Ironically, Wasielewski has some friendly competition. His Northwestern colleague Bartosz Grzybowski, associate professor of chemical and biological engineering, received a similar EFRC grant — and is taking a completely different approach. Wasielewski looks to improve photovoltaic cells in small increments rather than in seemingly impossible leaps. Grzybowski seeks something more dramatic — harnessing the power of materials under conditions far from equilibrium. "It might be in the category of crazy," Grzybowski says. "But I don't think it is."
Crazy or not, Grzybowski's approach requires recruiting lots of brains. "The biggest chunk of money is going to people," he says. Grzybowski aims to recruit the top chemists in the world to his effort — especially ones with nanotechnology experience. Mary Jo LaDu, associate professor of anatomy and cell biology in the UIC College of Medicine, is also looking beyond the boundaries of Chicago to staff her $10-million project to characterize the apoE protein, thought to play a central role in Alzheimer's disease. LaDu received the $10 million grant on 15 August and has already assembled a dream team of researchers from UIC, the University of Kentucky, Washington University School of Medicine in St Louis, Georgetown University in Washington and the University of South Florida in Tampa. A transgenic mouse she developed serves as a binding component in the collaboration.

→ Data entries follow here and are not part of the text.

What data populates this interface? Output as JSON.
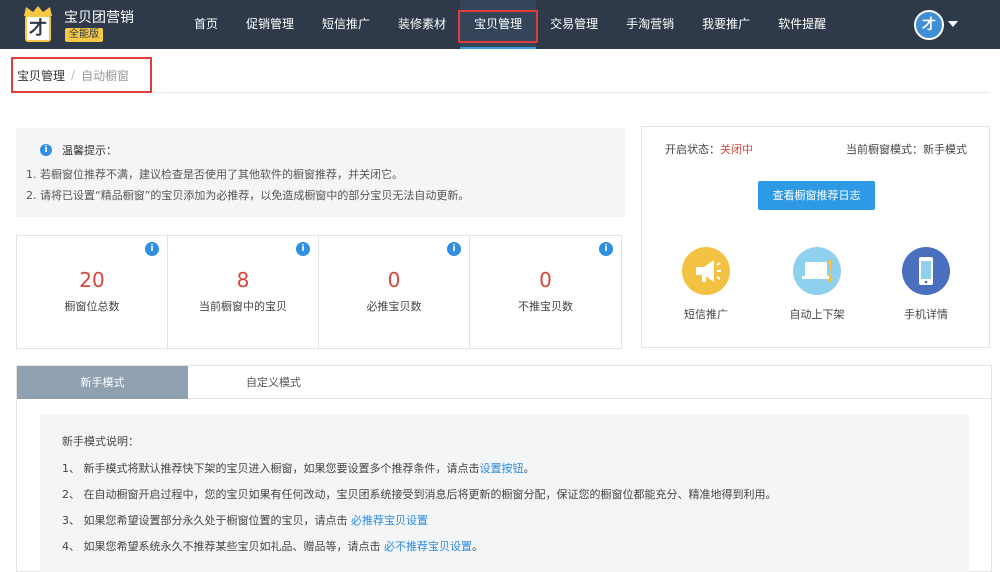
{
  "header": {
    "brand_title": "宝贝团营销",
    "brand_badge": "全能版",
    "logo_glyph": "才",
    "avatar_glyph": "才",
    "nav": [
      "首页",
      "促销管理",
      "短信推广",
      "装修素材",
      "宝贝管理",
      "交易管理",
      "手淘营销",
      "我要推广",
      "软件提醒"
    ],
    "active_nav": "宝贝管理"
  },
  "breadcrumb": {
    "current": "宝贝管理",
    "separator": "/",
    "sub": "自动橱窗"
  },
  "tips": {
    "title": "温馨提示：",
    "lines": [
      "1. 若橱窗位推荐不满，建议检查是否使用了其他软件的橱窗推荐，并关闭它。",
      "2. 请将已设置“精品橱窗”的宝贝添加为必推荐，以免造成橱窗中的部分宝贝无法自动更新。"
    ]
  },
  "stats": [
    {
      "value": "20",
      "label": "橱窗位总数"
    },
    {
      "value": "8",
      "label": "当前橱窗中的宝贝"
    },
    {
      "value": "0",
      "label": "必推宝贝数"
    },
    {
      "value": "0",
      "label": "不推宝贝数"
    }
  ],
  "panel": {
    "status_label": "开启状态：",
    "status_value": "关闭中",
    "mode_label": "当前橱窗模式：",
    "mode_value": "新手模式",
    "log_button": "查看橱窗推荐日志",
    "shortcuts": [
      {
        "label": "短信推广",
        "icon": "megaphone-icon"
      },
      {
        "label": "自动上下架",
        "icon": "laptop-arrows-icon"
      },
      {
        "label": "手机详情",
        "icon": "phone-icon"
      }
    ]
  },
  "tabs": [
    "新手模式",
    "自定义模式"
  ],
  "description": {
    "title": "新手模式说明：",
    "lines": [
      {
        "text": "1、 新手模式将默认推荐快下架的宝贝进入橱窗，如果您要设置多个推荐条件，请点击",
        "link": "设置按钮",
        "suffix": "。"
      },
      {
        "text": "2、 在自动橱窗开启过程中，您的宝贝如果有任何改动，宝贝团系统接受到消息后将更新的橱窗分配，保证您的橱窗位都能充分、精准地得到利用。",
        "link": "",
        "suffix": ""
      },
      {
        "text": "3、 如果您希望设置部分永久处于橱窗位置的宝贝，请点击 ",
        "link": "必推荐宝贝设置",
        "suffix": ""
      },
      {
        "text": "4、 如果您希望系统永久不推荐某些宝贝如礼品、赠品等，请点击 ",
        "link": "必不推荐宝贝设置",
        "suffix": "。"
      }
    ]
  },
  "colors": {
    "topbar": "#2e3a4a",
    "accent_blue": "#2e9ae6",
    "stat_red": "#d9453d",
    "highlight_red": "#e03c3c",
    "tab_active": "#8fa1b1"
  }
}
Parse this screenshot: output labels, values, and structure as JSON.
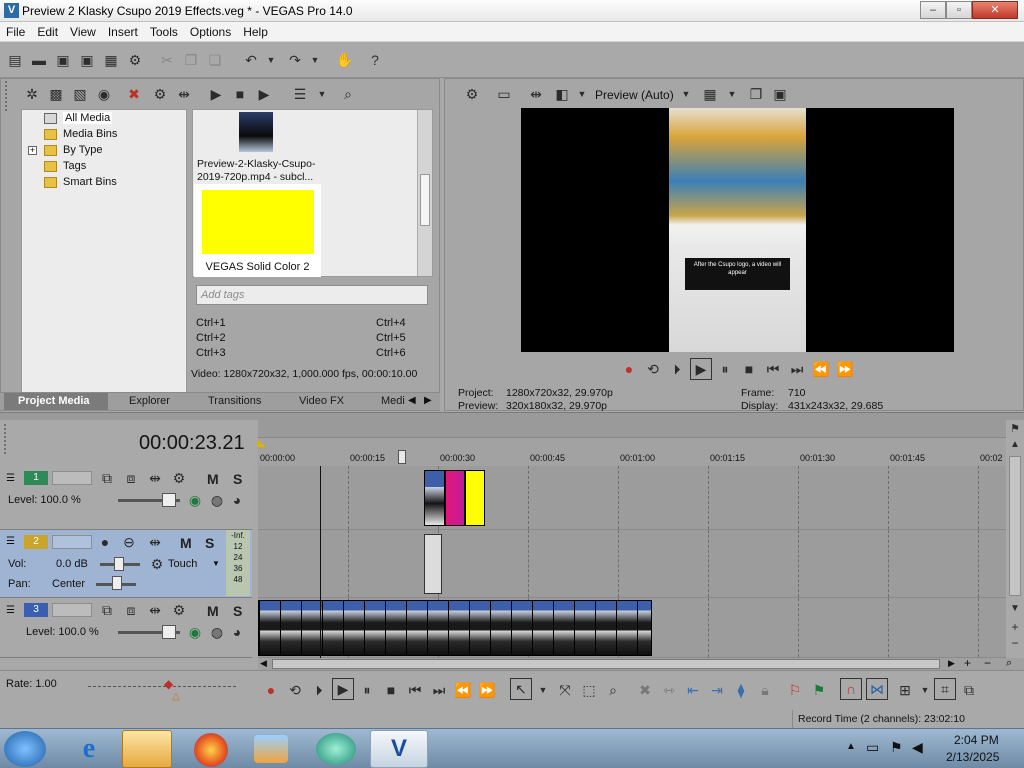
{
  "window": {
    "title": "Preview 2 Klasky Csupo 2019 Effects.veg * - VEGAS Pro 14.0",
    "logo_letter": "V",
    "minimize": "–",
    "maximize": "▫",
    "close": "✕"
  },
  "menu": [
    "File",
    "Edit",
    "View",
    "Insert",
    "Tools",
    "Options",
    "Help"
  ],
  "explorer": {
    "tree": [
      "All Media",
      "Media Bins",
      "By Type",
      "Tags",
      "Smart Bins"
    ],
    "expand_glyph": "+",
    "media": [
      {
        "name": "Preview-2-Klasky-Csupo-2019-720p.mp4 - subcl..."
      },
      {
        "name": "VEGAS Solid Color 2",
        "color": "#ffff00"
      }
    ],
    "tags_placeholder": "Add tags",
    "shortcuts": [
      "Ctrl+1",
      "Ctrl+4",
      "Ctrl+2",
      "Ctrl+5",
      "Ctrl+3",
      "Ctrl+6"
    ],
    "video_info": "Video: 1280x720x32, 1,000.000 fps, 00:00:10.00",
    "tabs": [
      "Project Media",
      "Explorer",
      "Transitions",
      "Video FX",
      "Medi"
    ]
  },
  "preview": {
    "mode": "Preview (Auto)",
    "project": "Project:",
    "project_val": "1280x720x32, 29.970p",
    "preview": "Preview:",
    "preview_val": "320x180x32, 29.970p",
    "frame": "Frame:",
    "frame_val": "710",
    "display": "Display:",
    "display_val": "431x243x32, 29.685",
    "overlay_text": "After the Csupo logo, a video will appear"
  },
  "timeline": {
    "timecode": "00:00:23.21",
    "ruler": [
      "00:00:00",
      "00:00:15",
      "00:00:30",
      "00:00:45",
      "00:01:00",
      "00:01:15",
      "00:01:30",
      "00:01:45",
      "00:02"
    ],
    "tracks": [
      {
        "num": "1",
        "level": "Level: 100.0 %"
      },
      {
        "num": "2",
        "vol_label": "Vol:",
        "vol": "0.0 dB",
        "pan_label": "Pan:",
        "pan": "Center",
        "touch": "Touch",
        "meter": [
          "-Inf.",
          "12",
          "24",
          "36",
          "48"
        ]
      },
      {
        "num": "3",
        "level": "Level: 100.0 %"
      }
    ],
    "m_label": "M",
    "s_label": "S",
    "rate": "Rate: 1.00"
  },
  "status": {
    "record_time": "Record Time (2 channels): 23:02:10"
  },
  "taskbar": {
    "time": "2:04 PM",
    "date": "2/13/2025"
  },
  "colors": {
    "track1": "#2e8b57",
    "track2": "#c9a52b",
    "track3": "#3a5fb0",
    "clip_magenta": "#e0187a",
    "clip_yellow": "#ffff00"
  }
}
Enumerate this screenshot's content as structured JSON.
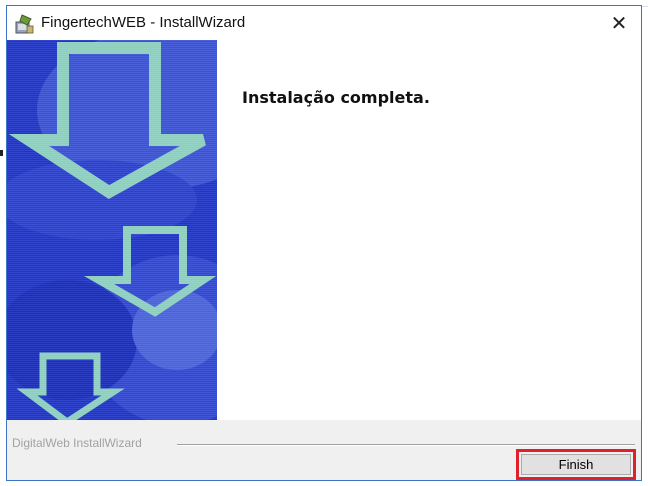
{
  "window": {
    "title": "FingertechWEB - InstallWizard",
    "close_symbol": "✕",
    "app_icon": "setup-icon"
  },
  "main": {
    "heading": "Instalação completa."
  },
  "footer": {
    "brand_label": "DigitalWeb InstallWizard",
    "finish_label": "Finish"
  },
  "colors": {
    "banner_blue": "#1f35c9",
    "arrow_green": "#8ccfc0",
    "highlight_red": "#e0202a",
    "window_border": "#3d73c5"
  }
}
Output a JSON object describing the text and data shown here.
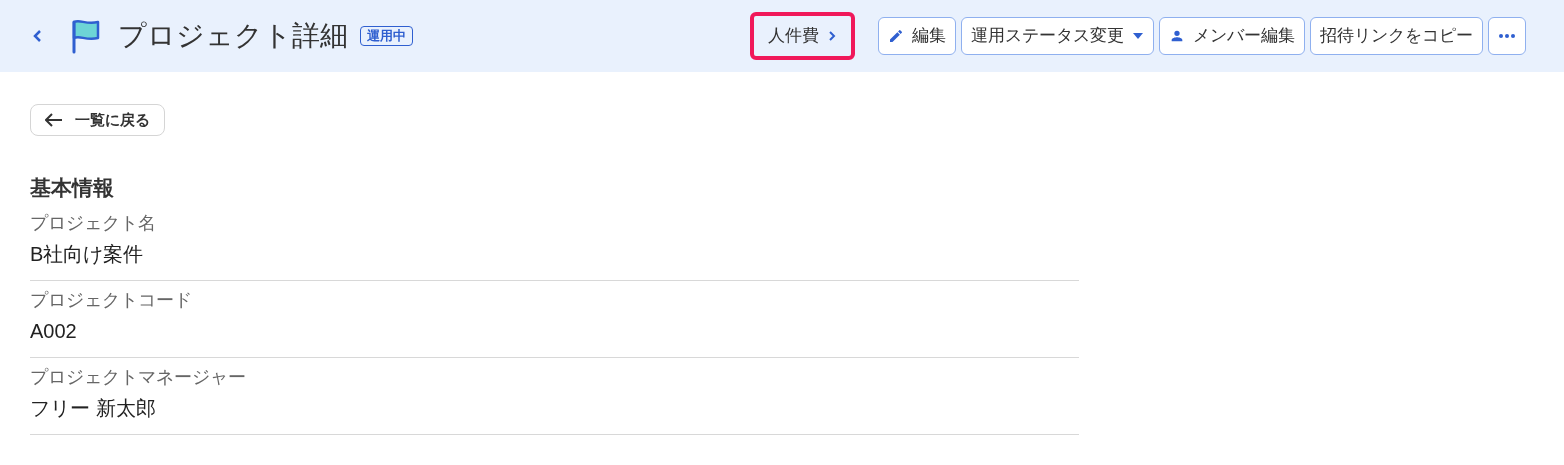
{
  "header": {
    "title": "プロジェクト詳細",
    "status_badge": "運用中",
    "actions": [
      {
        "kind": "link",
        "label": "人件費",
        "highlighted": true
      },
      {
        "kind": "edit",
        "label": "編集",
        "highlighted": false
      },
      {
        "kind": "dropdown",
        "label": "運用ステータス変更",
        "highlighted": false
      },
      {
        "kind": "member",
        "label": "メンバー編集",
        "highlighted": false
      },
      {
        "kind": "plain",
        "label": "招待リンクをコピー",
        "highlighted": false
      },
      {
        "kind": "more",
        "highlighted": false
      }
    ]
  },
  "back_button": "一覧に戻る",
  "section": {
    "title": "基本情報",
    "fields": [
      {
        "label": "プロジェクト名",
        "value": "B社向け案件"
      },
      {
        "label": "プロジェクトコード",
        "value": "A002"
      },
      {
        "label": "プロジェクトマネージャー",
        "value": "フリー 新太郎"
      }
    ]
  }
}
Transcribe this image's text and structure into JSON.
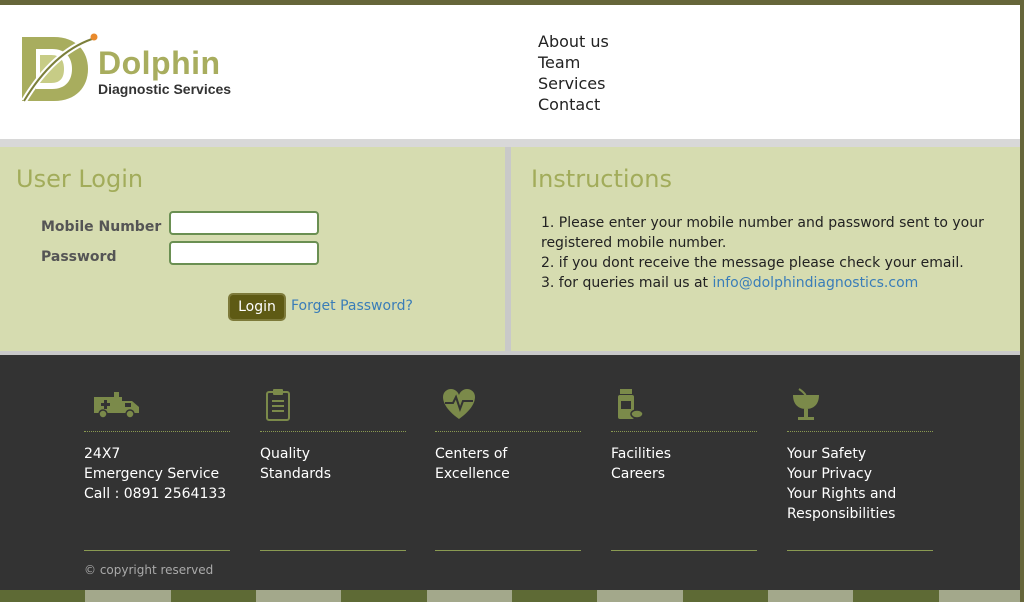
{
  "brand": {
    "name": "Dolphin",
    "subtitle": "Diagnostic Services"
  },
  "nav": [
    "About us",
    "Team",
    "Services",
    "Contact"
  ],
  "login": {
    "title": "User Login",
    "mobile_label": "Mobile Number",
    "password_label": "Password",
    "mobile_value": "",
    "password_value": "",
    "login_button": "Login",
    "forgot_link": "Forget Password?"
  },
  "instructions": {
    "title": "Instructions",
    "item1": "1. Please enter your mobile number and password sent to your registered mobile number.",
    "item2": "2. if you dont receive the message please check your email.",
    "item3_prefix": "3. for queries mail us at ",
    "item3_email": "info@dolphindiagnostics.com"
  },
  "footer": {
    "columns": [
      {
        "icon": "ambulance-icon",
        "lines": [
          "24X7",
          "Emergency Service",
          "Call : 0891 2564133"
        ]
      },
      {
        "icon": "clipboard-icon",
        "lines": [
          "Quality",
          "Standards"
        ]
      },
      {
        "icon": "heartbeat-icon",
        "lines": [
          "Centers of",
          "Excellence"
        ]
      },
      {
        "icon": "medicine-icon",
        "lines": [
          "Facilities",
          "Careers"
        ]
      },
      {
        "icon": "pharmacy-icon",
        "lines": [
          "Your Safety",
          "Your Privacy",
          "Your Rights and",
          "Responsibilities"
        ]
      }
    ],
    "copyright": "© copyright reserved"
  },
  "colors": {
    "accent": "#a2ac5a",
    "panel": "#d6dcb0",
    "footer": "#333333",
    "button": "#5e5a14",
    "link": "#3a7db8"
  }
}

But LaDu is going beyond her mouse model to create a more cohesive apoE community. The collaboration will include a yearly symposium at varying sites that will give young, emerging researchers almost as much time to talk as keynote speakers. LaDu is also building a website that will allow researchers outside the grant to access the group's reagents, techniques and findings. Her goal for the website? To ask participants "What do you know? What do you have? What do you think?" says LaDu.
All the new collaborative grants should collectively bring hundreds of new researchers into the area. And the team approach — fostered by the CBC — is changing the way these groups interact with each other. "The old philosophy was 'Oh my God! The other guy is beating us'," says Levy. The new one turns former competitors into cheerleaders. "You look upon the other guy's success as your success," Levy says.